CAIRN.INFO : Matières à réflexion

1La BD nourrit et enrichit le lien social. Pas de manière aussi directe que les interactions sociales, l’apprentissage scolaire ou le travail. Mais la BD participe, comme tout média, à relier les individus les uns aux autres. Liens souples, légers, s’enracinant dans le plaisir singulier qu’elle offre, mais liens qui, du coup, permettent de conjuguer principe d’individuation et respect des altérités, qui sont au centre de nos démocraties pluriculturelles. La BD participe à la construction du vivre ensemble de deux manières différentes et complémentaires. D’une part, au niveau symbolique, elle offre une représentation de la réalité sociale. Représentation particulière qui n’entend pas, à la différence de la photographie ou de la télévision par exemple, enregistrer le monde tel qu’il est, mais qui offre un accès sensible à la réalité sociale. De plus, la BD est une industrie qui participe au lent processus de construction d’une culture commune d’une société qui évolue très lentement, mais sans cesse. En fabriquant des mythes communs (Tintin) en revisitant l’histoire commune (Astérix), la BD participe à l’élaboration d’un patrimoine et d’une sensibilité propre à une société donnée. D’autre part, au niveau des pratiques concrètes, la BD est créatrice de liens sociaux lorsqu’elle est utilisée par les organisations de la société civile pour lutter contre l’ostracisme affectant les malades du Sida, pour inviter les citoyens à participer à des outils de financements solidaires ou pour mobiliser les citoyens contre le nucléaire civil.

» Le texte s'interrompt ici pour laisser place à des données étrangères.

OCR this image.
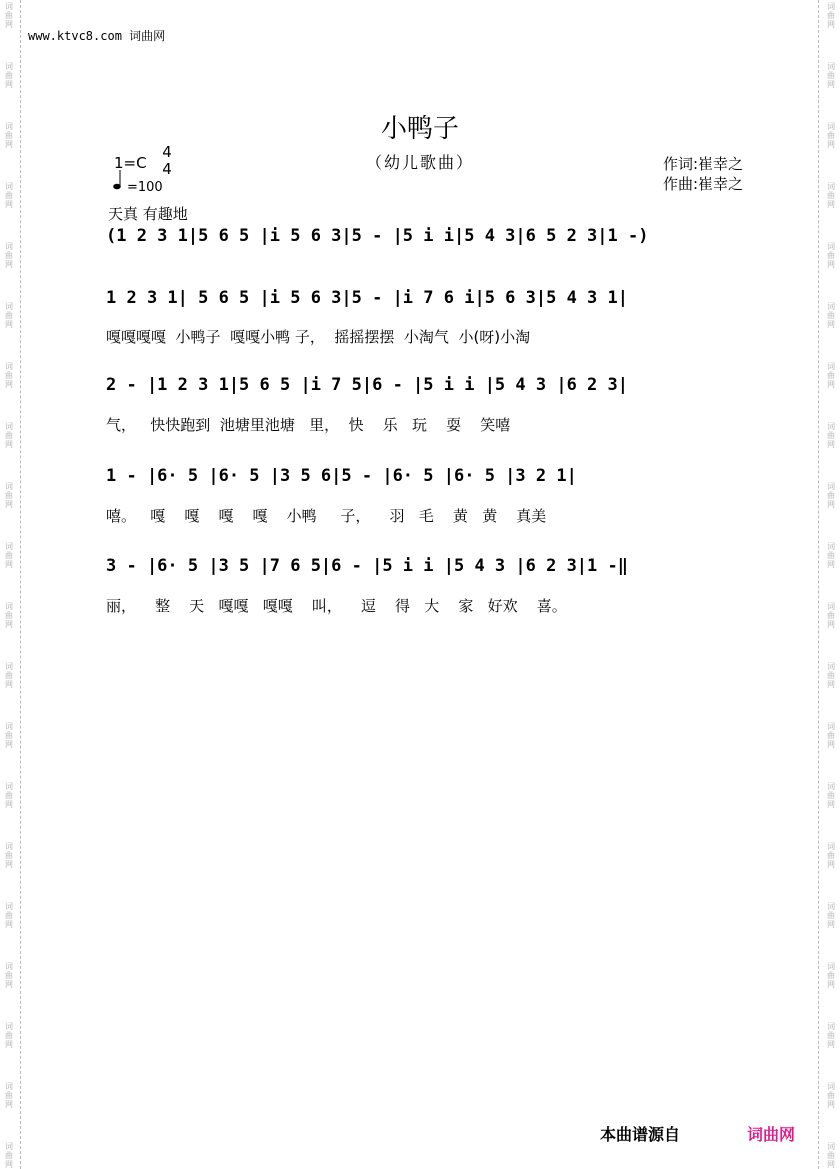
词
曲
网
词
曲
网
词
曲
网
词
曲
网
词
曲
网
词
曲
网
词
曲
网
词
曲
网
词
曲
网
词
曲
网
词
曲
网
词
曲
网
词
曲
网
词
曲
网
词
曲
网
词
曲
网
词
曲
网
词
曲
网
词
曲
网
词
曲
网
词
曲
网
词
曲
网
词
曲
网
词
曲
网
词
曲
网
词
曲
网
词
曲
网
词
曲
网
词
曲
网
词
曲
网
词
曲
网
词
曲
网
词
曲
网
词
曲
网
词
曲
网
词
曲
网
词
曲
网
词
曲
网
词
曲
网
词
曲
网
www.ktvc8.com 词曲网
小鸭子
（幼儿歌曲）
1=C
4
4
=100
作词:崔幸之
作曲:崔幸之
天真 有趣地
(1 2 3 1|5 6 5 |i 5 6 3|5 - |5 i i|5 4 3|6 5 2 3|1 -)
1 2 3 1| 5 6 5 |i 5 6 3|5 - |i 7 6 i|5 6 3|5 4 3 1|
嘎嘎嘎嘎  小鸭子  嘎嘎小鸭 子，  摇摇摆摆  小淘气  小(呀)小淘
2 - |1 2 3 1|5 6 5 |i 7 5|6 - |5 i i |5 4 3 |6 2 3|
气，   快快跑到  池塘里池塘   里，  快    乐   玩    耍    笑嘻
1 - |6· 5 |6· 5 |3 5 6|5 - |6· 5 |6· 5 |3 2 1|
嘻。   嘎    嘎    嘎    嘎    小鸭     子，    羽   毛    黄   黄    真美
3 - |6· 5 |3 5 |7 6 5|6 - |5 i i |5 4 3 |6 2 3|1 -‖
丽，    整    天   嘎嘎   嘎嘎    叫，    逗    得   大    家   好欢    喜。
本曲谱源自	词曲网
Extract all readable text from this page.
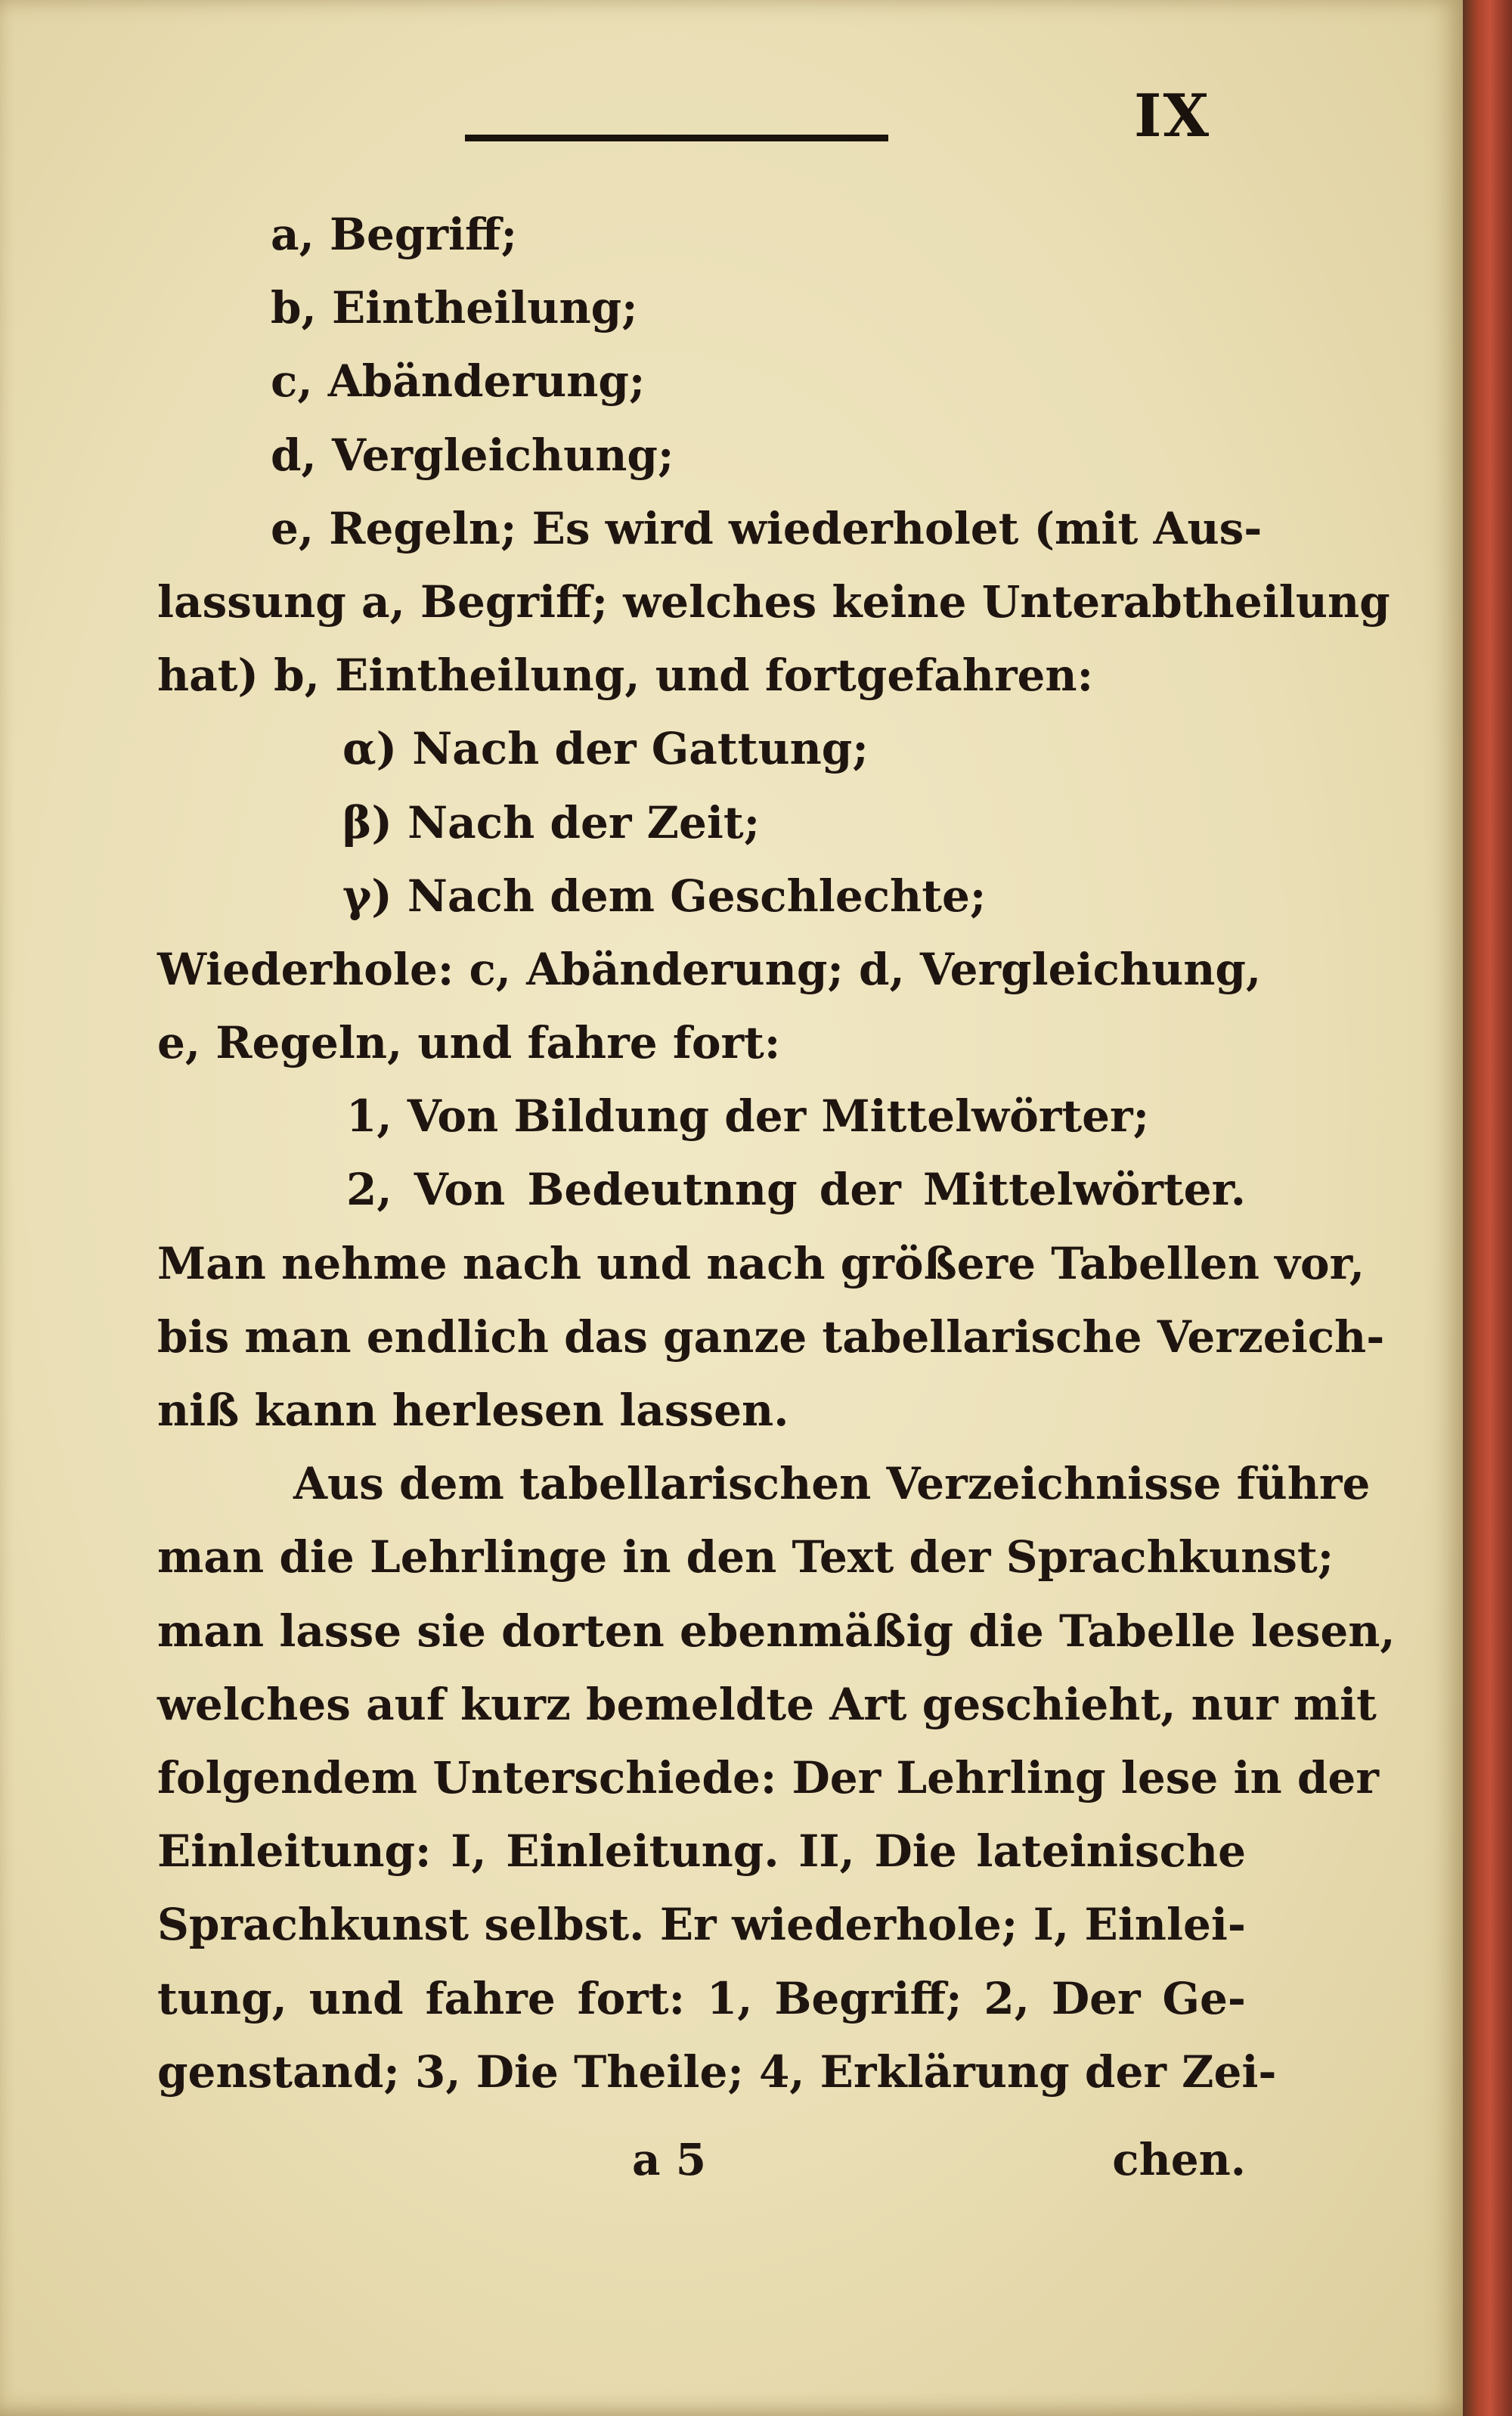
IX
a, Begriff;
b, Eintheilung;
c, Abänderung;
d, Vergleichung;
e, Regeln; Es wird wiederholet (mit Aus-
lassung a, Begriff; welches keine Unterabtheilung
hat) b, Eintheilung, und fortgefahren:
α) Nach der Gattung;
β) Nach der Zeit;
γ) Nach dem Geschlechte;
Wiederhole: c, Abänderung; d, Vergleichung,
e, Regeln, und fahre fort:
1, Von Bildung der Mittelwörter;
2, Von Bedeutnng der Mittelwörter.
Man nehme nach und nach größere Tabellen vor,
bis man endlich das ganze tabellarische Verzeich-
niß kann herlesen lassen.
Aus dem tabellarischen Verzeichnisse führe
man die Lehrlinge in den Text der Sprachkunst;
man lasse sie dorten ebenmäßig die Tabelle lesen,
welches auf kurz bemeldte Art geschieht, nur mit
folgendem Unterschiede: Der Lehrling lese in der
Einleitung: I, Einleitung. II, Die lateinische
Sprachkunst selbst. Er wiederhole; I, Einlei-
tung, und fahre fort: 1, Begriff; 2, Der Ge-
genstand; 3, Die Theile; 4, Erklärung der Zei-
a 5	chen.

2Nous avons éclairé cette participation symbolique et pragmatique de la BD à la constitution du lien social à travers trois thèmes :

  • La culture. La BD reflète et irrigue la culture d’une société donnée. Elle est donc le résultat d’une culture singulière comme le montre Hilaire Mbiye Lumbal à propos de la BD en Afrique francophone. Mais la BD est aussi le lieu de lecture d’une culture particulière comme l’indique le texte de Jonathan Haudot sur la mise en récit des génocides et l’encadré de Céline Bénéjean sur la psychanalyse.
  • L’économie. La BD est une activité économique, c’est aussi un média qui propose une autre économie (textes d’Amélie Artis et Christophe Vadon), qui met en scène différentes théories monétaires (Jérôme Blanc) et qui donne des clefs pour devenir entrepreneur (encadré de Sandrine Le Pontois).
  • Le social. La BD nourrit de nombreuses activités associatives : elle est utilisée dans le domaine de la prévention des abus sexuels des jeunes enfants (E. Dacheux) et fut une arme dans la lutte sans merci opposant les mouvements de jeunesse laïcs et confessionnels (Éric Carton). Mais la BD peut également, parfois, établir une relation pédagogique entre universitaires et étudiants (Renaud Müller) ou devenir, de plus en plus souvent, un instrument de communication politique (E. Dacheux).
On le voit, si la BD n’est en rien comparable à une institution, elle est, justement parce qu’elle n’est pas en mesure d’imposer quoi que se soit, un plaisir singulier qui participe à l’élaboration du lien social.